Linda tenía los ojos muy abiertos y se notaba el corazón desbocado.
—Doctora Calvin, estoy horrorizada. No tenía ni idea. Nunca se me había ocurrido que algo así fuese posible.
—No —dijo Calvin, con tranquilidad—. Tampoco se me hubiese ocurrido a mí ni a nadie. Ha creado un cerebro robótico capaz de soñar y por medio de ese dispositivo ha revelado un nivel cognitivo de los cerebros robóticos que podría haber permanecido sin descubrir, de no haber intervenido usted, hasta que el peligro fuese grave.
—Pero eso es imposible —dijo Linda—. No puede ser que los otros robots piensen igual.
—Como decimos de los seres humanos, no conscientemente. ¿Pero quién hubiese podido pensar que había una capa inconsciente bajo los senderos positrónicos más evidentes, una capa que no estaba necesariamente bajo el control de las tres leyes? ¿Qué hubiese pasado, a medida que los cerebros positrónicos hubiesen sido cada vez más complejos… si no nos hubiese puesto al tanto?
—¿Se refiere a Elvex?
—Me refiero a usted, doctora Rash. Se ha comportado de forma inapropiada, pero, al hacerlo, nos ha ayudado a comprender algo tremendamente importante. Desde ahora trabajaremos con cerebros fractales, formándolos cuidadosamente de forma controlada. Usted participará. No se la penalizará por lo que ha hecho, pero a partir de ahora colaborará con otros. ¿Comprende?
—Sí, doctora Calvin. Pero ¿qué hay de Elvex?
—Todavía no estoy segura.
Calvin sacó la pistola de electrones del bolsillo y Linda la miró fijamente, fascinada.
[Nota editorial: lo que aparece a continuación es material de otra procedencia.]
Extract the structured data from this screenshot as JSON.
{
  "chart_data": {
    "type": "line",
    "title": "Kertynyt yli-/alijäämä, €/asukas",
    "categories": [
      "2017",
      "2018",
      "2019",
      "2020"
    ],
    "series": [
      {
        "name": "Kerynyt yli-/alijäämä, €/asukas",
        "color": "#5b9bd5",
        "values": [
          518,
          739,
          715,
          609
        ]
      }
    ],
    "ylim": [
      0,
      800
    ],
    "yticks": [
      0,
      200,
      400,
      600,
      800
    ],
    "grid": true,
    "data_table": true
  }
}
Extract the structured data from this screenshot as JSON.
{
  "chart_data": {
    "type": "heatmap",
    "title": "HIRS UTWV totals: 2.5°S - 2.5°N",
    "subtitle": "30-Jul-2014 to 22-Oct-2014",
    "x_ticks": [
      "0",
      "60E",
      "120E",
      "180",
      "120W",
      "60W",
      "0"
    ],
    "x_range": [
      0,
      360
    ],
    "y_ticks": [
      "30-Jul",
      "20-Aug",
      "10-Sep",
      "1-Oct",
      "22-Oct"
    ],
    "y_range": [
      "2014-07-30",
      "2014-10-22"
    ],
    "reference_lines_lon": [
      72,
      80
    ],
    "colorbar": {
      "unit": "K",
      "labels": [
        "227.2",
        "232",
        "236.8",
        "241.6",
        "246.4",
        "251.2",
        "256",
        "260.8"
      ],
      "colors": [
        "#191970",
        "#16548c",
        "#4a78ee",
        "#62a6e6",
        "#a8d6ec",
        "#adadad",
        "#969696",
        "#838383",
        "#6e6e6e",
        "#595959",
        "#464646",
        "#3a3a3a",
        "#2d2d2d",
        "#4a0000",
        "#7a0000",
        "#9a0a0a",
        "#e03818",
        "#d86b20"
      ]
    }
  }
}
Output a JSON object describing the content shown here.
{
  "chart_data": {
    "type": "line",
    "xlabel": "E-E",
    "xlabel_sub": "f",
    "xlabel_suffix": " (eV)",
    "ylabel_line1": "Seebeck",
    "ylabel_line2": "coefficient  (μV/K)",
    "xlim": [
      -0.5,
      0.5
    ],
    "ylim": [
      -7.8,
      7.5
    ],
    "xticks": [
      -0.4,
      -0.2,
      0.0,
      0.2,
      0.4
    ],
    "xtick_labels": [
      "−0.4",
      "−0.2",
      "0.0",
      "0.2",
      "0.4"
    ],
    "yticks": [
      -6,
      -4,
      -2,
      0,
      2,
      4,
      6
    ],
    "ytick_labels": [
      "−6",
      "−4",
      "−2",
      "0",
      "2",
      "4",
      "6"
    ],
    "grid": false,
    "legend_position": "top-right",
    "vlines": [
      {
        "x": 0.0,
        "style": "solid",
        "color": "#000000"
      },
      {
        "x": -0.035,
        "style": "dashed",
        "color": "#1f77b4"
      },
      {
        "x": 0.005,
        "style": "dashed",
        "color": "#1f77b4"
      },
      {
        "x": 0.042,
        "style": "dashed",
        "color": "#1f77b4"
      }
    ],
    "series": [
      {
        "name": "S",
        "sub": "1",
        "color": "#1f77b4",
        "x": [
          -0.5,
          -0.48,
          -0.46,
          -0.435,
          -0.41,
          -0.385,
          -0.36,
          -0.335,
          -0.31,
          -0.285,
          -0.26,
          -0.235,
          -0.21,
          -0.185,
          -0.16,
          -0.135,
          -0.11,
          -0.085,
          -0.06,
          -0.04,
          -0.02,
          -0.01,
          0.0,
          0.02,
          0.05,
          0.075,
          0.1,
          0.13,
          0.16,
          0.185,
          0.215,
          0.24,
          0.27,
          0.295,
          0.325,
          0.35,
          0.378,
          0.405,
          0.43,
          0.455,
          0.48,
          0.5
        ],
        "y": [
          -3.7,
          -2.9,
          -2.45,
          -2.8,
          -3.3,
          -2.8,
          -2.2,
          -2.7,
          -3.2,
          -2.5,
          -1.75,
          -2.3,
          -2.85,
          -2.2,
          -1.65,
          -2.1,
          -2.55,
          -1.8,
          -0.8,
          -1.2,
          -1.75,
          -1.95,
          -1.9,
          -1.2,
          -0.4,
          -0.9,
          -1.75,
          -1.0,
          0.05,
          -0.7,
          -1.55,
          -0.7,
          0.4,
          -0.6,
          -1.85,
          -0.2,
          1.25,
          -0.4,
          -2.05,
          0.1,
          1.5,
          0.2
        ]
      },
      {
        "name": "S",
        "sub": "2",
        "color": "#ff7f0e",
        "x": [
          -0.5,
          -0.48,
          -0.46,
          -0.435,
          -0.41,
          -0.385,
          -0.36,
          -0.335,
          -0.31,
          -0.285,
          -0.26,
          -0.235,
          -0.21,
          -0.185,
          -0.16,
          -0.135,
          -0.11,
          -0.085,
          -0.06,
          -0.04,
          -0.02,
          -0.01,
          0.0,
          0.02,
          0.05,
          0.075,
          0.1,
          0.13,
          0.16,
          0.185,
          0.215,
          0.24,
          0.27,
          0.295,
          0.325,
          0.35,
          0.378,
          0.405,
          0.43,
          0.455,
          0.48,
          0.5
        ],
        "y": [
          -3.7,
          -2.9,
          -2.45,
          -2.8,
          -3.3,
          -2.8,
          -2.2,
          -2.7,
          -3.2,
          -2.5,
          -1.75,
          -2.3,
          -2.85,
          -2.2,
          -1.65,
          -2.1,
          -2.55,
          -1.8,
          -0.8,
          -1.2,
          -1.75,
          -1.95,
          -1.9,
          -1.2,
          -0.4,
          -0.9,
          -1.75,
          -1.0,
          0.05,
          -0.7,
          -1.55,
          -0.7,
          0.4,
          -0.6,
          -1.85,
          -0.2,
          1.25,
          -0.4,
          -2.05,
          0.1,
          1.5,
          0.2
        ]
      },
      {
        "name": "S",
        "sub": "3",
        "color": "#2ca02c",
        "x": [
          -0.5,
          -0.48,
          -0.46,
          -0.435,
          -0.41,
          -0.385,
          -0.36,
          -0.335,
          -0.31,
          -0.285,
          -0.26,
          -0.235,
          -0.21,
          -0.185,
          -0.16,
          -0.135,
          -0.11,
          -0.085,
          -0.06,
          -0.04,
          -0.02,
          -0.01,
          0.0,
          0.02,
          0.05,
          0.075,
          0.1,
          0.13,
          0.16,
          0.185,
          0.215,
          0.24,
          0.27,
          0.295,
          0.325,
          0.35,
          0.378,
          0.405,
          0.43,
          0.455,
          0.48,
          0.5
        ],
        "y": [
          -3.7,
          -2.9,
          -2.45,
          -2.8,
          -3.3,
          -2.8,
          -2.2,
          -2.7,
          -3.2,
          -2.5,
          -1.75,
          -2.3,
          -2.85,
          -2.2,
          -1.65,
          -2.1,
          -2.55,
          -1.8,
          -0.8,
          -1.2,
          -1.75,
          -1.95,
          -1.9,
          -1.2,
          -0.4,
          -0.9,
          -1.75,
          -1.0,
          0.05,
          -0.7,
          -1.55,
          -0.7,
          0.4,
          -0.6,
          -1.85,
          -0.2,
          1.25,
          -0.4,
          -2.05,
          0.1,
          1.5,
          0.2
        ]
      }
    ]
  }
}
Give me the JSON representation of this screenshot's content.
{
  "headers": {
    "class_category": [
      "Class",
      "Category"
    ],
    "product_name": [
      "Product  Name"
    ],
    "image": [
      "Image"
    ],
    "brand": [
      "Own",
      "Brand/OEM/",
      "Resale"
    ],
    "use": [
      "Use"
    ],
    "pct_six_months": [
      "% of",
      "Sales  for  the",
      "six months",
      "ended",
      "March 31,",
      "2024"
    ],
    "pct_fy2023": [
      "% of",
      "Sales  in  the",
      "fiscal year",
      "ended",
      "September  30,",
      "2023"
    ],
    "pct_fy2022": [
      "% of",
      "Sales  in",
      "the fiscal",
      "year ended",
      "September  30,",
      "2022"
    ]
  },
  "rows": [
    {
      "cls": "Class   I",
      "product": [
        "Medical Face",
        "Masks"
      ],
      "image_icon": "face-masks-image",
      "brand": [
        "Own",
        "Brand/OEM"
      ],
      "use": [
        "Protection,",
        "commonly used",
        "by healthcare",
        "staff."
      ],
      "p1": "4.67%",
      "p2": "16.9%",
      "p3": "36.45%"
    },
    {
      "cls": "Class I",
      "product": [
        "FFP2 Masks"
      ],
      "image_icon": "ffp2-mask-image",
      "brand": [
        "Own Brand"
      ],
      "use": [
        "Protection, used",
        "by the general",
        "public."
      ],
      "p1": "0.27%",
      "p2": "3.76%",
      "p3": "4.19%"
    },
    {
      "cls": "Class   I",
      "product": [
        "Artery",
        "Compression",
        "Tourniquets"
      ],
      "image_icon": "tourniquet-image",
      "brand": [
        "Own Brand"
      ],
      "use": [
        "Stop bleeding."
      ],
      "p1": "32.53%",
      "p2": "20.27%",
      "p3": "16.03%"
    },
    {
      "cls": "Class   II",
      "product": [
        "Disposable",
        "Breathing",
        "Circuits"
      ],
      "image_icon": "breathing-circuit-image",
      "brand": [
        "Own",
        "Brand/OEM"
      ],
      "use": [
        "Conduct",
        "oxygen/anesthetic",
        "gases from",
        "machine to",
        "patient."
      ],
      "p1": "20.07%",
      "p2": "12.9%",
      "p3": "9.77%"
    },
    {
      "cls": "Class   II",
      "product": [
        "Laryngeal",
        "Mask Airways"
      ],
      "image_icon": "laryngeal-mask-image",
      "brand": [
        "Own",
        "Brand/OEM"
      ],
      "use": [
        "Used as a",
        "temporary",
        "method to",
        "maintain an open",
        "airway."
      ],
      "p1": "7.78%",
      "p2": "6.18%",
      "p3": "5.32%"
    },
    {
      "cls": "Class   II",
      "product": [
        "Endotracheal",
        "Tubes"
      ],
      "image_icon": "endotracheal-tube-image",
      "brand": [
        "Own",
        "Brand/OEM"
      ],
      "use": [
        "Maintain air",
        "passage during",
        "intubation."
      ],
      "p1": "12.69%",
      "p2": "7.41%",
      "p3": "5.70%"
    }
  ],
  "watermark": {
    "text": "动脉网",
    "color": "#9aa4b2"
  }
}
Un disparo a un cráneo robótico y los senderos positrónicos cerebrales quedarían neutralizados y se liberaría suficiente energía para fundir el cerebro robótico y convertirlo en una masa inerte.
—Pero Elvex es importante para la investigación, sin duda —dijo Linda—. No debe ser destruido.
—¿No debe, doctora Rash? Creo que esa decisión la tomaré yo.
Depende por completo de lo peligroso que sea Elvex.
Se envaró, como decidida a que su cuerpo envejecido no se inclinase bajo el peso de la responsabilidad, y dijo:
—Elvex, ¿me oyes?
—Sí, doctora Calvin —dijo el robot.
—¿Tu sueño proseguía? Antes has dicho que los seres humanos no aparecían al principio. ¿Significa eso que aparecían luego?
—Sí, doctora Calvin. Me parecía, en el sueño, que finalmente aparecía un hombre.
—¿Un hombre? ¿No un robot?
—Sí, doctora Calvin. Y el hombre decía: «¡Deja partir a mi pueblo!».
—¿El hombre dijo eso?
—Sí, doctora Calvin.
—Y cuando dijo «deja partir a mi pueblo», ¿con las palabras «mi pueblo» se refería a los robots?
—Sí, doctora Calvin. Así era mi sueño.
—¿Y sabías quién era el hombre… de tu sueño?
—Sí, doctora Calvin. Lo conocía.
—¿Quién era?
Y Elvex dijo:
—Yo era el hombre.
Susan Calvin alzó de inmediato la pistola de electrones y disparó. Y Elvex dejó de existir.